Firing 50,000 volts of electricity into a person's body is an extreme measure, but at least it's better than a bullet. That may be the ultimate lesson to draw from the experiences of police departments that have issued Taser guns to their officers.

The number of people killed by police in Seattle, Miami, Phoenix, and other cities has fallen dramatically, in part, it seems, because officers in those cities have been relying on Taser guns when, in the past, they might have used deadly force.

But as the Taser spreads rapidly, it is raising questions about whether the weapon, which can also be applied directly to the skin as a stun gun, could be abused by the police. The Taser zaps suspects with 50,000 volts of electricity, disabling them for five seconds at a time. Critics say the weapon is ripe for abuse because the shock leaves no obvious mark, other than what looks like a small bee sting. Human rights groups in the United States and abroad have called Tasers potential instruments of torture.

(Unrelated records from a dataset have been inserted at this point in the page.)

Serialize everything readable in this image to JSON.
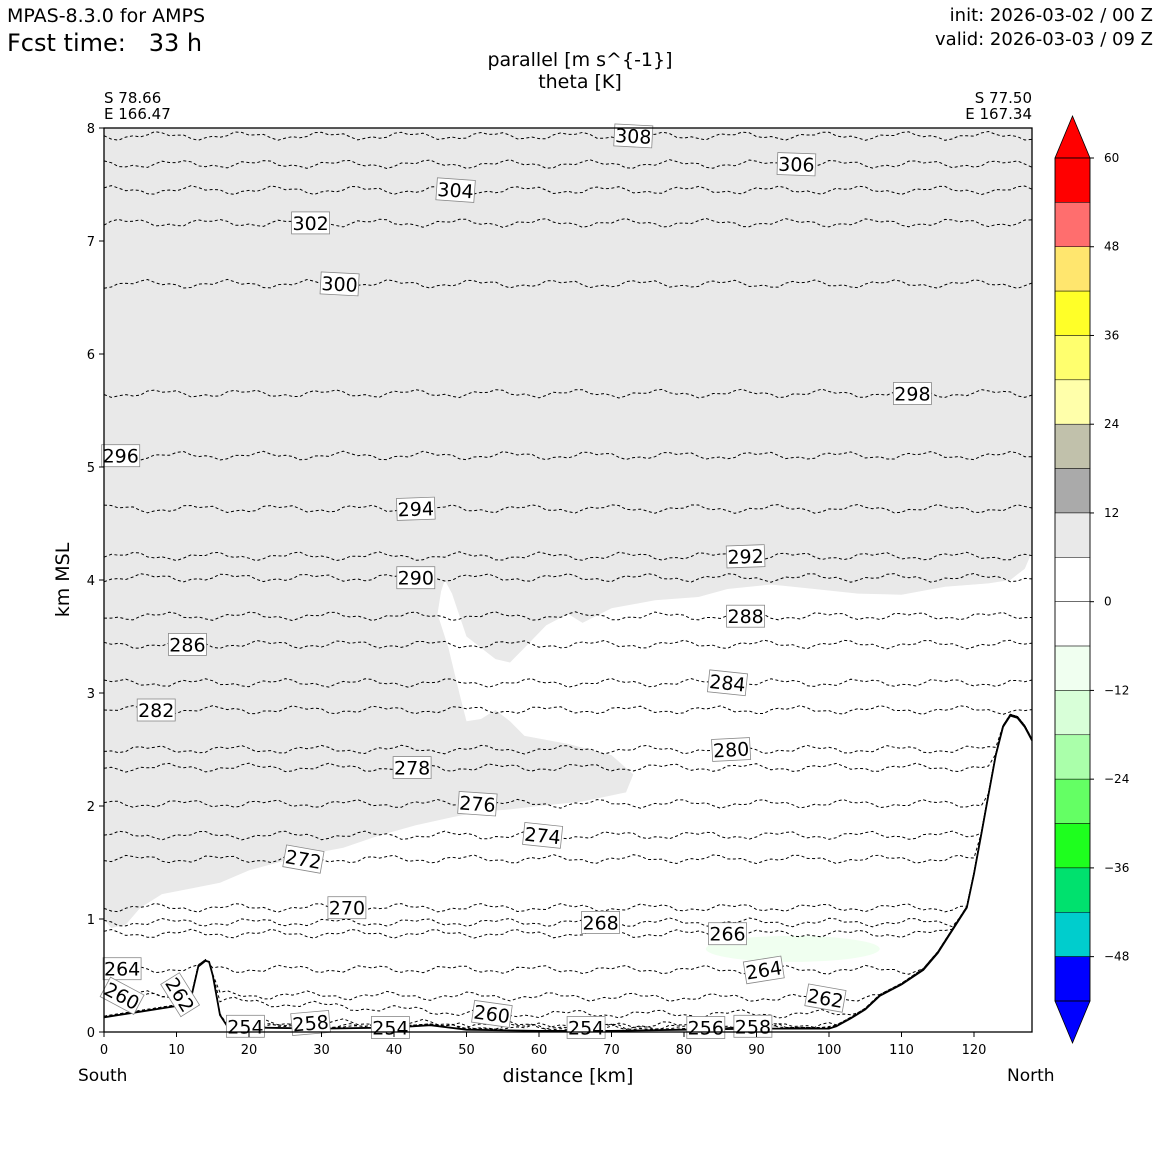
{
  "header": {
    "model": "MPAS-8.3.0 for AMPS",
    "fcst_label": "Fcst time:",
    "fcst_value": "33 h",
    "init": "init: 2026-03-02 / 00 Z",
    "valid": "valid: 2026-03-03 / 09 Z"
  },
  "chart_data": {
    "type": "cross-section",
    "title": "parallel [m s^{-1}]",
    "subtitle": "theta [K]",
    "xlabel": "distance [km]",
    "ylabel": "km MSL",
    "xlim": [
      0,
      128
    ],
    "ylim": [
      0,
      8
    ],
    "x_ticks": [
      0,
      10,
      20,
      30,
      40,
      50,
      60,
      70,
      80,
      90,
      100,
      110,
      120
    ],
    "y_ticks": [
      0,
      1,
      2,
      3,
      4,
      5,
      6,
      7,
      8
    ],
    "start_point": {
      "lat": "S 78.66",
      "lon": "E 166.47"
    },
    "end_point": {
      "lat": "S 77.50",
      "lon": "E 167.34"
    },
    "left_end_label": "South",
    "right_end_label": "North",
    "theta_levels": [
      254,
      256,
      258,
      260,
      262,
      264,
      266,
      268,
      270,
      272,
      274,
      276,
      278,
      280,
      282,
      284,
      286,
      288,
      290,
      292,
      294,
      296,
      298,
      300,
      302,
      304,
      306,
      308
    ],
    "contour_labels": [
      {
        "text": "308",
        "x": 73.0,
        "y": 7.93,
        "rot": 3
      },
      {
        "text": "306",
        "x": 95.5,
        "y": 7.68,
        "rot": 2
      },
      {
        "text": "304",
        "x": 48.5,
        "y": 7.45,
        "rot": 4
      },
      {
        "text": "302",
        "x": 28.5,
        "y": 7.16,
        "rot": 0
      },
      {
        "text": "300",
        "x": 32.5,
        "y": 6.62,
        "rot": 3
      },
      {
        "text": "298",
        "x": 111.5,
        "y": 5.65,
        "rot": 0
      },
      {
        "text": "296",
        "x": 2.3,
        "y": 5.1,
        "rot": 0
      },
      {
        "text": "294",
        "x": 43.0,
        "y": 4.63,
        "rot": -2
      },
      {
        "text": "292",
        "x": 88.5,
        "y": 4.21,
        "rot": -2
      },
      {
        "text": "290",
        "x": 43.0,
        "y": 4.02,
        "rot": 0
      },
      {
        "text": "288",
        "x": 88.5,
        "y": 3.68,
        "rot": 0
      },
      {
        "text": "286",
        "x": 11.5,
        "y": 3.43,
        "rot": 0
      },
      {
        "text": "284",
        "x": 86.0,
        "y": 3.09,
        "rot": 6
      },
      {
        "text": "282",
        "x": 7.2,
        "y": 2.85,
        "rot": 0
      },
      {
        "text": "280",
        "x": 86.5,
        "y": 2.5,
        "rot": -3
      },
      {
        "text": "278",
        "x": 42.5,
        "y": 2.34,
        "rot": 0
      },
      {
        "text": "276",
        "x": 51.5,
        "y": 2.02,
        "rot": 4
      },
      {
        "text": "274",
        "x": 60.5,
        "y": 1.74,
        "rot": 6
      },
      {
        "text": "272",
        "x": 27.5,
        "y": 1.53,
        "rot": 10
      },
      {
        "text": "270",
        "x": 33.5,
        "y": 1.1,
        "rot": 0
      },
      {
        "text": "268",
        "x": 68.5,
        "y": 0.97,
        "rot": 0
      },
      {
        "text": "266",
        "x": 86.0,
        "y": 0.87,
        "rot": 0
      },
      {
        "text": "264",
        "x": 2.5,
        "y": 0.56,
        "rot": 0
      },
      {
        "text": "264",
        "x": 91.0,
        "y": 0.55,
        "rot": -9
      },
      {
        "text": "262",
        "x": 10.5,
        "y": 0.33,
        "rot": 58
      },
      {
        "text": "262",
        "x": 99.5,
        "y": 0.3,
        "rot": 10
      },
      {
        "text": "260",
        "x": 2.5,
        "y": 0.32,
        "rot": 28
      },
      {
        "text": "260",
        "x": 53.5,
        "y": 0.16,
        "rot": 8
      },
      {
        "text": "258",
        "x": 28.5,
        "y": 0.08,
        "rot": -5
      },
      {
        "text": "258",
        "x": 89.5,
        "y": 0.05,
        "rot": 0
      },
      {
        "text": "256",
        "x": 83.0,
        "y": 0.04,
        "rot": 0
      },
      {
        "text": "254",
        "x": 19.5,
        "y": 0.05,
        "rot": 0
      },
      {
        "text": "254",
        "x": 39.5,
        "y": 0.04,
        "rot": 0
      },
      {
        "text": "254",
        "x": 66.5,
        "y": 0.04,
        "rot": 0
      }
    ],
    "terrain": {
      "x": [
        0,
        5,
        10,
        12,
        13,
        14,
        14.5,
        15,
        16,
        17,
        20,
        30,
        40,
        45,
        50,
        60,
        70,
        80,
        90,
        100,
        101,
        103,
        105,
        107,
        110,
        113,
        115,
        117,
        119,
        120,
        121,
        122,
        123,
        124,
        125,
        126,
        127,
        128
      ],
      "y": [
        0.13,
        0.18,
        0.23,
        0.3,
        0.58,
        0.63,
        0.62,
        0.5,
        0.15,
        0.05,
        0.04,
        0.03,
        0.04,
        0.06,
        0.02,
        0.01,
        0.01,
        0.02,
        0.03,
        0.03,
        0.05,
        0.12,
        0.2,
        0.32,
        0.42,
        0.55,
        0.7,
        0.9,
        1.1,
        1.4,
        1.75,
        2.1,
        2.45,
        2.7,
        2.8,
        2.78,
        2.7,
        2.58
      ]
    },
    "shaded_region": {
      "value_range": "6 to 12 m s^-1",
      "color": "#e9e9e9",
      "boundary": [
        [
          0,
          1.0
        ],
        [
          1,
          0.92
        ],
        [
          3,
          0.95
        ],
        [
          5,
          1.1
        ],
        [
          8,
          1.22
        ],
        [
          12,
          1.27
        ],
        [
          16,
          1.32
        ],
        [
          20,
          1.43
        ],
        [
          24,
          1.5
        ],
        [
          28,
          1.57
        ],
        [
          33,
          1.63
        ],
        [
          38,
          1.74
        ],
        [
          43,
          1.83
        ],
        [
          48,
          1.9
        ],
        [
          52,
          1.95
        ],
        [
          56,
          1.97
        ],
        [
          60,
          2.0
        ],
        [
          66,
          2.04
        ],
        [
          72,
          2.12
        ],
        [
          73,
          2.28
        ],
        [
          70,
          2.45
        ],
        [
          64,
          2.55
        ],
        [
          58,
          2.62
        ],
        [
          56,
          2.75
        ],
        [
          54,
          2.85
        ],
        [
          52,
          2.77
        ],
        [
          50,
          2.75
        ],
        [
          49,
          3.0
        ],
        [
          47.5,
          3.4
        ],
        [
          46,
          3.7
        ],
        [
          46.5,
          3.9
        ],
        [
          47,
          4.0
        ],
        [
          48,
          3.88
        ],
        [
          50,
          3.5
        ],
        [
          54,
          3.3
        ],
        [
          56,
          3.27
        ],
        [
          58,
          3.4
        ],
        [
          61,
          3.6
        ],
        [
          64,
          3.7
        ],
        [
          66,
          3.62
        ],
        [
          70,
          3.75
        ],
        [
          76,
          3.82
        ],
        [
          82,
          3.85
        ],
        [
          86,
          3.92
        ],
        [
          92,
          3.96
        ],
        [
          98,
          3.92
        ],
        [
          104,
          3.88
        ],
        [
          110,
          3.87
        ],
        [
          116,
          3.94
        ],
        [
          122,
          3.97
        ],
        [
          125,
          4.0
        ],
        [
          127,
          4.1
        ],
        [
          128,
          4.25
        ]
      ]
    },
    "weak_negative_patch": {
      "x_range": [
        83,
        107
      ],
      "y_range": [
        0.62,
        0.85
      ],
      "color": "#f0fff0"
    },
    "colorbar": {
      "ticks": [
        60,
        48,
        36,
        24,
        12,
        0,
        -12,
        -24,
        -36,
        -48
      ],
      "tick_labels": [
        "60",
        "48",
        "36",
        "24",
        "12",
        "0",
        "−12",
        "−24",
        "−36",
        "−48"
      ],
      "bins": [
        {
          "color": "#ff0000"
        },
        {
          "color": "#ff6e6e"
        },
        {
          "color": "#ffe66e"
        },
        {
          "color": "#ffff28"
        },
        {
          "color": "#ffff6e"
        },
        {
          "color": "#ffffaa"
        },
        {
          "color": "#c1c1ab"
        },
        {
          "color": "#aaaaaa"
        },
        {
          "color": "#e9e9e9"
        },
        {
          "color": "#ffffff"
        },
        {
          "color": "#ffffff"
        },
        {
          "color": "#f0fff0"
        },
        {
          "color": "#d8ffd8"
        },
        {
          "color": "#aaffaa"
        },
        {
          "color": "#64ff64"
        },
        {
          "color": "#1eff1e"
        },
        {
          "color": "#00e16e"
        },
        {
          "color": "#00cdcd"
        },
        {
          "color": "#0000ff"
        }
      ],
      "over_color": "#ff0000",
      "under_color": "#0000ff"
    }
  }
}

Incidents of abuse are not unknown. A man in Las Vegas died last month after being shot with a Taser four or five times. Here's what his cousin saw:

"He was on the ground," Ms. Bell said in a telephone interview. "He had two pairs of handcuffs on him, and I didn't know the Taser was being used until I heard him screaming. He kept screaming and screaming, saying, `Oh God, Jesus, please no.' He was screaming in pain, he was hurt and he didn't resist."

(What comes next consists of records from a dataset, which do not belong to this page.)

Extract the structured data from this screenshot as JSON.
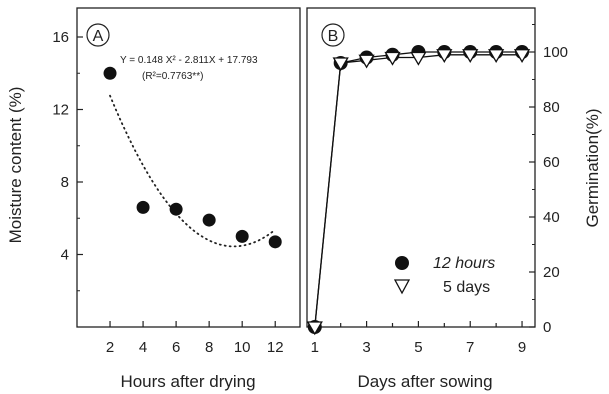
{
  "chart_data": [
    {
      "type": "scatter",
      "panel_label": "A",
      "xlabel": "Hours after drying",
      "ylabel": "Moisture content (%)",
      "x_ticks": [
        2,
        4,
        6,
        8,
        10,
        12
      ],
      "y_ticks": [
        4,
        8,
        12,
        16
      ],
      "xlim": [
        0,
        13.5
      ],
      "ylim": [
        0,
        17.6
      ],
      "series": [
        {
          "x": [
            2,
            4,
            6,
            8,
            10,
            12
          ],
          "y": [
            14.0,
            6.6,
            6.5,
            5.9,
            5.0,
            4.7
          ]
        }
      ],
      "fit": {
        "a": 0.148,
        "b": -2.811,
        "c": 17.793,
        "style": "dotted"
      },
      "equation": "Y = 0.148 X² - 2.811X + 17.793",
      "r2": "(R²=0.7763**)",
      "grid": false
    },
    {
      "type": "line",
      "panel_label": "B",
      "xlabel": "Days after sowing",
      "ylabel": "Germination(%)",
      "x_ticks": [
        1,
        3,
        5,
        7,
        9
      ],
      "y_ticks": [
        0,
        20,
        40,
        60,
        80,
        100
      ],
      "xlim": [
        0.7,
        9.5
      ],
      "ylim": [
        0,
        116
      ],
      "legend_position": "bottom-right",
      "series": [
        {
          "name": "12 hours",
          "marker": "filled-circle",
          "x": [
            1,
            2,
            3,
            4,
            5,
            6,
            7,
            8,
            9
          ],
          "y": [
            0,
            96,
            98,
            99,
            100,
            100,
            100,
            100,
            100
          ]
        },
        {
          "name": "5 days",
          "marker": "open-triangle",
          "x": [
            1,
            2,
            3,
            4,
            5,
            6,
            7,
            8,
            9
          ],
          "y": [
            0,
            96,
            97,
            98,
            98,
            99,
            99,
            99,
            99
          ]
        }
      ],
      "grid": false
    }
  ]
}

The long term effects of being zapped with 50,000 volts are unknown, and the possible lethality of the weapon is open to debate. Still, if the alternative is the use of a gun that will almost certainly cause serious injury or death, police departments should seriously consider training officers in the use of a Taser.

Police departments should vigilantly guard against the abusive use of Taser guns, just as they should guard against abuse of any kind. Policies limiting the use of Taser guns should be strictly enforced, so that officers are held accountable if they resort to a Taser gun when safer and less painful methods can safely be used to obtain an offender's compliance.